Rennes : PUR, 2016. 340 p., ill., graph

Frédéric BARBIER

Nouans-les-Fontaines

La tradition associant l’histoire des religions et l’histoire du livre, notamment en France à l’époque moderne, est aujourd’hui très vivace au sein de l’Université : l’ouvrage récent de Bruno Maes en porte témoignage. Si « les poncifs ont la vie dure » (Philippe Martin ouvre sa préface par cette formule choc), il faut reconnaître que, depuis un certain nombre d’années, les analyses inspirées de la sociologie historique (L’Éthique protestante, etc.) ont fait l’objet, sinon de remises en cause radicales, du moins d’approfondissements précieux. Pour autant, les « poncifs » et autres clichés ont en effet « la vie dure », comme l’historien du livre peut parfois le vérifier.

Le pari de Bruno Maes est d’aborder la problématique de l’anthropologie religieuse à partir d’un sujet méconnu, celui des livrets de pèlerinage publiés dans le royaume et sur ses marges entre les années 1480 et les années 17901. La base de sa documentation est constituée par un corpus de 596 textes, consacrés à 216 lieux de pèlerinage – la description bibliographique en est donnée en annexes (p. 283-325), selon un classement par départements. Même si l’exhaustivité reste toujours hors de portée, on apprécie la réussite d’un recensement particulièrement difficile (le détail aux p. 50 et suiv.), dans la mesure où il s’agit de pièces rarement conservées, plus rarement encore décrites par les catalogues et autres répertoires bibliographiques2. On rapprochera le catalogue de l’analyse qui en est proposée au chapitre I, p. 52 et suivantes, avec plusieurs courbes chronologiques3 et des cartes de répartition par départements4.

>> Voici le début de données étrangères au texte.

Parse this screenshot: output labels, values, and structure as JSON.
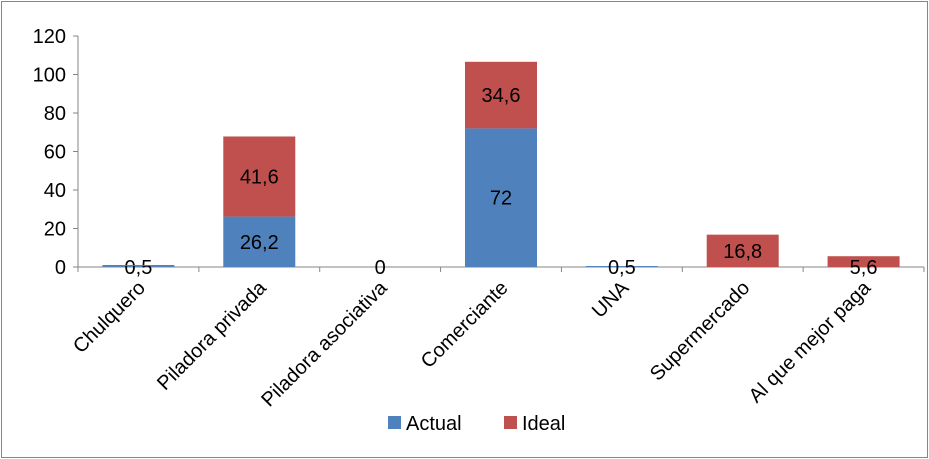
{
  "chart_data": {
    "type": "bar",
    "stacked": true,
    "categories": [
      "Chulquero",
      "Piladora privada",
      "Piladora asociativa",
      "Comerciante",
      "UNA",
      "Supermercado",
      "Al que mejor paga"
    ],
    "series": [
      {
        "name": "Actual",
        "color": "#4F81BD",
        "values": [
          0.5,
          26.2,
          0,
          72,
          0.5,
          0,
          0
        ],
        "labels": [
          "0,5",
          "26,2",
          "0",
          "72",
          "0,5",
          "",
          ""
        ]
      },
      {
        "name": "Ideal",
        "color": "#C0504D",
        "values": [
          0.5,
          41.6,
          0,
          34.6,
          0,
          16.8,
          5.6
        ],
        "labels": [
          "",
          "41,6",
          "",
          "34,6",
          "",
          "16,8",
          "5,6"
        ]
      }
    ],
    "ylim": [
      0,
      120
    ],
    "yticks": [
      "0",
      "20",
      "40",
      "60",
      "80",
      "100",
      "120"
    ],
    "grid": false,
    "legend": "bottom"
  }
}
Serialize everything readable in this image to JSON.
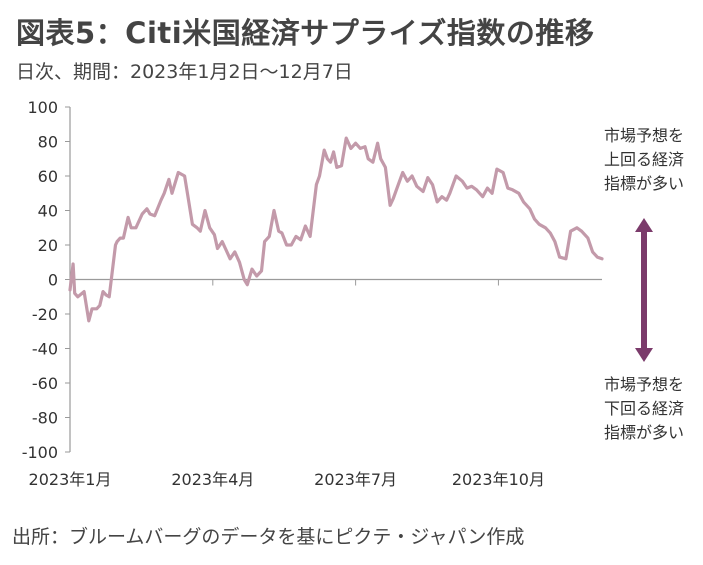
{
  "title": "図表5：Citi米国経済サプライズ指数の推移",
  "subtitle": "日次、期間：2023年1月2日～12月7日",
  "source": "出所：ブルームバーグのデータを基にピクテ・ジャパン作成",
  "colors": {
    "series": "#c39aaa",
    "arrow": "#7b3b6b",
    "axis": "#9a9a9a",
    "text": "#444444"
  },
  "annotations": {
    "upper": [
      "市場予想を",
      "上回る経済",
      "指標が多い"
    ],
    "lower": [
      "市場予想を",
      "下回る経済",
      "指標が多い"
    ]
  },
  "chart_data": {
    "type": "line",
    "title": "Citi米国経済サプライズ指数の推移",
    "ylim": [
      -100,
      100
    ],
    "yticks": [
      -100,
      -80,
      -60,
      -40,
      -20,
      0,
      20,
      40,
      60,
      80,
      100
    ],
    "xlim": [
      "2023-01-02",
      "2023-12-07"
    ],
    "xticks": [
      {
        "date": "2023-01-02",
        "label": "2023年1月"
      },
      {
        "date": "2023-04-03",
        "label": "2023年4月"
      },
      {
        "date": "2023-07-03",
        "label": "2023年7月"
      },
      {
        "date": "2023-10-02",
        "label": "2023年10月"
      }
    ],
    "grid": false,
    "legend": "none",
    "series": [
      {
        "x": [
          "2023-01-02",
          "2023-01-04",
          "2023-01-05",
          "2023-01-07",
          "2023-01-11",
          "2023-01-14",
          "2023-01-16",
          "2023-01-19",
          "2023-01-21",
          "2023-01-23",
          "2023-01-25",
          "2023-01-27",
          "2023-01-31",
          "2023-02-01",
          "2023-02-03",
          "2023-02-05",
          "2023-02-08",
          "2023-02-10",
          "2023-02-13",
          "2023-02-17",
          "2023-02-20",
          "2023-02-22",
          "2023-02-25",
          "2023-03-01",
          "2023-03-03",
          "2023-03-06",
          "2023-03-08",
          "2023-03-12",
          "2023-03-16",
          "2023-03-18",
          "2023-03-21",
          "2023-03-24",
          "2023-03-26",
          "2023-03-29",
          "2023-04-01",
          "2023-04-04",
          "2023-04-06",
          "2023-04-09",
          "2023-04-11",
          "2023-04-14",
          "2023-04-17",
          "2023-04-20",
          "2023-04-23",
          "2023-04-25",
          "2023-04-28",
          "2023-05-01",
          "2023-05-04",
          "2023-05-06",
          "2023-05-09",
          "2023-05-12",
          "2023-05-15",
          "2023-05-17",
          "2023-05-20",
          "2023-05-23",
          "2023-05-26",
          "2023-05-29",
          "2023-06-01",
          "2023-06-04",
          "2023-06-08",
          "2023-06-10",
          "2023-06-13",
          "2023-06-15",
          "2023-06-17",
          "2023-06-19",
          "2023-06-21",
          "2023-06-24",
          "2023-06-27",
          "2023-06-30",
          "2023-07-03",
          "2023-07-06",
          "2023-07-09",
          "2023-07-11",
          "2023-07-14",
          "2023-07-17",
          "2023-07-19",
          "2023-07-22",
          "2023-07-25",
          "2023-07-27",
          "2023-07-29",
          "2023-08-02",
          "2023-08-05",
          "2023-08-08",
          "2023-08-11",
          "2023-08-15",
          "2023-08-18",
          "2023-08-21",
          "2023-08-24",
          "2023-08-27",
          "2023-08-30",
          "2023-09-01",
          "2023-09-05",
          "2023-09-09",
          "2023-09-12",
          "2023-09-15",
          "2023-09-18",
          "2023-09-22",
          "2023-09-25",
          "2023-09-28",
          "2023-10-01",
          "2023-10-05",
          "2023-10-08",
          "2023-10-11",
          "2023-10-15",
          "2023-10-18",
          "2023-10-22",
          "2023-10-25",
          "2023-10-28",
          "2023-11-01",
          "2023-11-04",
          "2023-11-07",
          "2023-11-10",
          "2023-11-14",
          "2023-11-17",
          "2023-11-21",
          "2023-11-24",
          "2023-11-28",
          "2023-12-01",
          "2023-12-04",
          "2023-12-07"
        ],
        "values": [
          -6,
          9,
          -8,
          -10,
          -7,
          -24,
          -17,
          -17,
          -15,
          -7,
          -9,
          -10,
          20,
          22,
          24,
          24,
          36,
          30,
          30,
          38,
          41,
          38,
          37,
          46,
          50,
          58,
          50,
          62,
          60,
          49,
          32,
          30,
          28,
          40,
          30,
          26,
          18,
          22,
          18,
          12,
          16,
          10,
          0,
          -3,
          6,
          2,
          5,
          22,
          25,
          40,
          28,
          27,
          20,
          20,
          25,
          23,
          31,
          25,
          55,
          60,
          75,
          70,
          68,
          74,
          65,
          66,
          82,
          76,
          79,
          76,
          77,
          70,
          68,
          79,
          70,
          65,
          43,
          47,
          52,
          62,
          57,
          60,
          54,
          51,
          59,
          55,
          45,
          48,
          46,
          50,
          60,
          57,
          53,
          54,
          52,
          48,
          53,
          50,
          64,
          62,
          53,
          52,
          50,
          45,
          41,
          35,
          32,
          30,
          27,
          22,
          13,
          12,
          28,
          30,
          28,
          24,
          16,
          13,
          12
        ]
      }
    ]
  }
}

L’auteur a limité sa quête aux publications de deux pages au moins, et il souligne la diversité de contenus allant du récit merveilleux à la leçon de morale ou à l’exposé érudit : l’un des enjeux du travail réside précisément dans le fait de déterminer si une telle variété ne rend pas sans objet une analyse globale. Diversité des contenus, mais diversité aussi des formes matérielles (le terme même de « livrets » peut-il s’appliquer à un ouvrage de plusieurs centaines de pages ?). Bruno Maes limite sa quête aux livrets destinés à un seul sanctuaire, pour le voyage duquel ils informent et guident le croyant.

La thèse elle-même postule le passage d’un « système culturel basé sur le mythe à un autre basé sur la raison » (p. 16), soit un programme qui suppose de suivre un plan chronologique – pourtant, celui-ci ne sera réellement mis en œuvre que dans la seconde partie de l’ouvrage, la première étant consacrée à l’« Histoire du livre », avec comme sous-titre « Analyse transversale du corpus ». Il s’agit donc de documenter la transition d’une culture orale et plus ou moins magique (l’auteur fait souvent référence au concept de « mythe », sans réellement en préciser le contenu) à une culture écrite, intériorisée et individualisée.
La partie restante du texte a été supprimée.